GEMM with Collective Operations

GEMM with Collective Operations

This program implements the SUMMA matrix multiplication algorithm and serves as an example of using the collectives_2d library together with SdkRuntime and the memcpy framework.

The host code first copies tiles of A and B onto their corresponding PEs. It then uses the remote procedure call (RPC) mechanism to launch the function main, at which point the GEMM computation begins.

We perform GEMM in P many steps on a grid of P x P processors. At each step i, PEs in the ith column broadcast their home tiles of A to other PEs in their row, and PEs in the ith row broadcast their home tiles of B to other PEs in their column. Once both broadcasts are complete as determined by x_done() and y_done() both being activated, each PE computes C_tile += Ap * Bp where Ap and Bp are pointers to either the PE’s home tile or the tile it received through broadcasts.

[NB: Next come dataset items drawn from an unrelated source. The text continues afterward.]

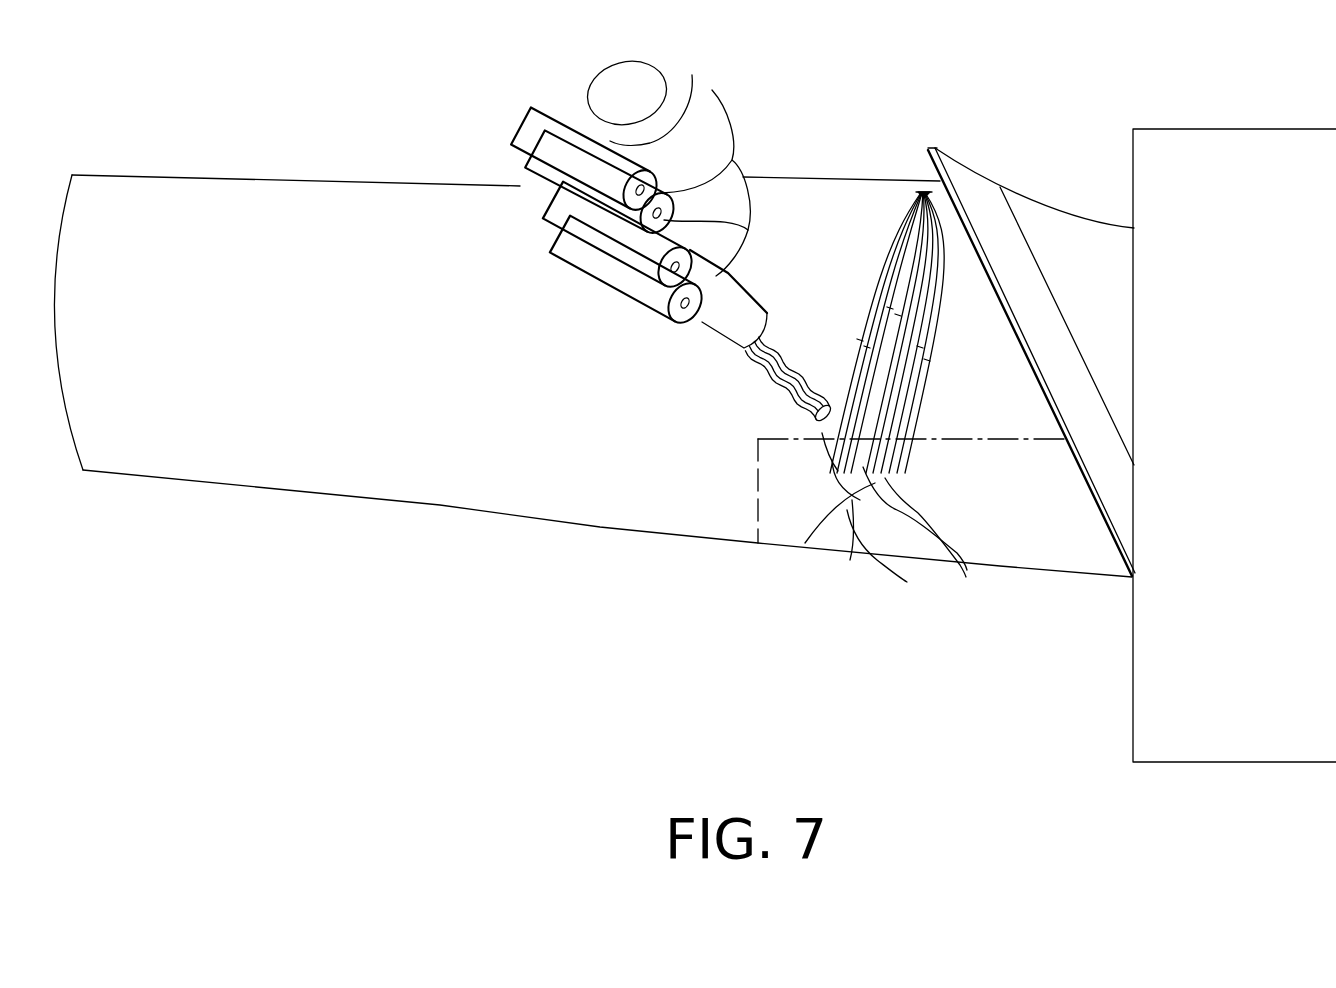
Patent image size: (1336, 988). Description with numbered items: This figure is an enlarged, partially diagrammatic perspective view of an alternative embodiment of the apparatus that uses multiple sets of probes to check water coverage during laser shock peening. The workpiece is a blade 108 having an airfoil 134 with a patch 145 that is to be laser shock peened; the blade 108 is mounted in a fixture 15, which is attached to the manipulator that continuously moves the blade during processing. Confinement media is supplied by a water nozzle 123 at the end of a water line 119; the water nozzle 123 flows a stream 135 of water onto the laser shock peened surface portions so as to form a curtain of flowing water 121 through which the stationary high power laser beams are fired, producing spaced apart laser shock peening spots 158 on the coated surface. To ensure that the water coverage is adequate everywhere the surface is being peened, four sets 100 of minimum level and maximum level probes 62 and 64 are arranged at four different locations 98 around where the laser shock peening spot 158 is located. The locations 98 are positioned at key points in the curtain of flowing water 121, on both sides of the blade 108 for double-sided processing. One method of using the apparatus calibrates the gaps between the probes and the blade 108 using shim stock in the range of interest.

The fixture 15 is at (1192, 762).
The minimum level probe 62 is at (915, 409).
The maximum level probe 64 is at (934, 366).
The location 98 is at (833, 440).
The set of minimum level and maximum level probes 100 is at (946, 381).
The blade 108 is at (874, 76).
The water line 119 is at (692, 75).
The curtain of flowing water 121 is at (934, 521).
The water nozzle 123 is at (768, 330).
The airfoil 134 is at (430, 347).
The stream of water 135 is at (782, 362).
The patch 145 is at (758, 490).
The laser shock peening spot 158 is at (805, 543).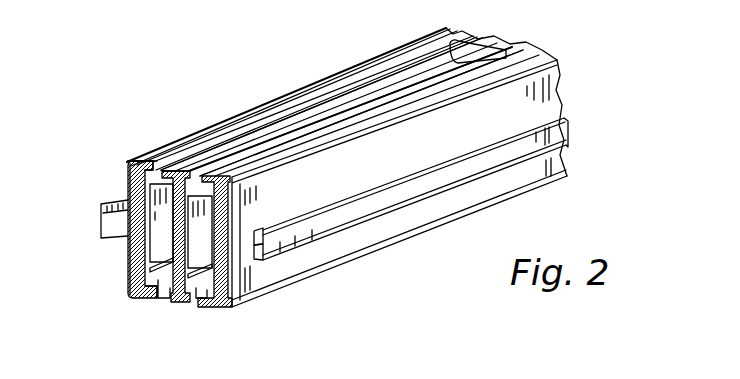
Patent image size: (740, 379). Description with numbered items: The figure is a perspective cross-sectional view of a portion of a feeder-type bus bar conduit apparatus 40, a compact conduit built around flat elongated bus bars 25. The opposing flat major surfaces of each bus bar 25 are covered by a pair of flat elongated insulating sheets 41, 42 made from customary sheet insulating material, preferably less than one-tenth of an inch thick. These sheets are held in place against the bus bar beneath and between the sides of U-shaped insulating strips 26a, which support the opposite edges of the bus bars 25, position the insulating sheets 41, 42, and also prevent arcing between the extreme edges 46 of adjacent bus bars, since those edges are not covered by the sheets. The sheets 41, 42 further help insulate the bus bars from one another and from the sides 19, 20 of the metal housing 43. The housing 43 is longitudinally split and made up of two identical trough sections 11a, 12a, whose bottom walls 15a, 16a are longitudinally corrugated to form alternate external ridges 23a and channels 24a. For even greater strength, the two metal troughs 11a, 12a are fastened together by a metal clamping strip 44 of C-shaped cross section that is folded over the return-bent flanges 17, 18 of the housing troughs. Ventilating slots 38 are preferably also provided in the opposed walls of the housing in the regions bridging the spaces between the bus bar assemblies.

The trough section 11a is at (143, 160).
The trough section 12a is at (128, 298).
The bottom wall 15a is at (290, 127).
The bottom wall 16a is at (172, 303).
The return-bent flange 17 is at (252, 233).
The return-bent flange 18 is at (253, 255).
The side of the metal housing 19 is at (128, 183).
The side of the metal housing 20 is at (130, 273).
The external ridges 23a is at (343, 125).
The channels 24a is at (483, 72).
The bus bars 25 is at (140, 204).
The U-shaped insulating strips 26a is at (215, 308).
The ventilating slots 38 is at (162, 282).
The feeder-type bus bar conduit apparatus 40 is at (203, 135).
The insulating sheet 41 is at (132, 256).
The insulating sheet 42 is at (172, 235).
The metal housing 43 is at (403, 62).
The metal clamping strip 44 is at (350, 203).
The extreme edges 46 is at (178, 175).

When computation is complete the host copies back the resulting tiles of C from the device.

layout.csl

// Program rectangle is P x P
param P : u16;

// Matrix dimensions on one PE
param Mt : u16;
param Kt : u16;
param Nt : u16;

const LAUNCH : color = @get_color(8);
const EXIT : color   = @get_color(9);

const memcpy = @import_module( "<memcpy_multi/get_params>", .{
    .width = P,
    .height = P
});

const c2d = @import_module("<collectives_2d/params>");

layout {
  @set_rectangle(P, P);

  var Px: u16 = 0;
  while (Px < P) : (Px += 1) {
    var Py: u16 = 0;
    const memcpy_params = memcpy.get_params(Px);
    while (Py < P) : (Py += 1) {
      const c2d_params = c2d.get_params(Px, Py, .{
        .x_colors = .{ @get_color(0), @get_color(1), @get_color(2), @get_color(3) },
        .y_colors = .{ @get_color(4), @get_color(5), @get_color(6), @get_color(7) },
      });
      @set_tile_code(Px, Py, "pe.csl", .{ .c2d_params = c2d_params, .memcpy_params = memcpy_params,
        .Mt = Mt, .Kt = Kt, .Nt = Nt, .LAUNCH = LAUNCH, .EXIT = EXIT });
    }
  }

  // export symbol names
  @export_name("A", [*]f32, true);
  @export_name("B", [*]f32, true);
  @export_name("C", [*]f32, true);
  @export_name("main", fn()void);
}

pe.csl

// This program implements the SUMMA matrix multiplication algorithm and is
// written as an example to show how to use the `collectives_2d` library.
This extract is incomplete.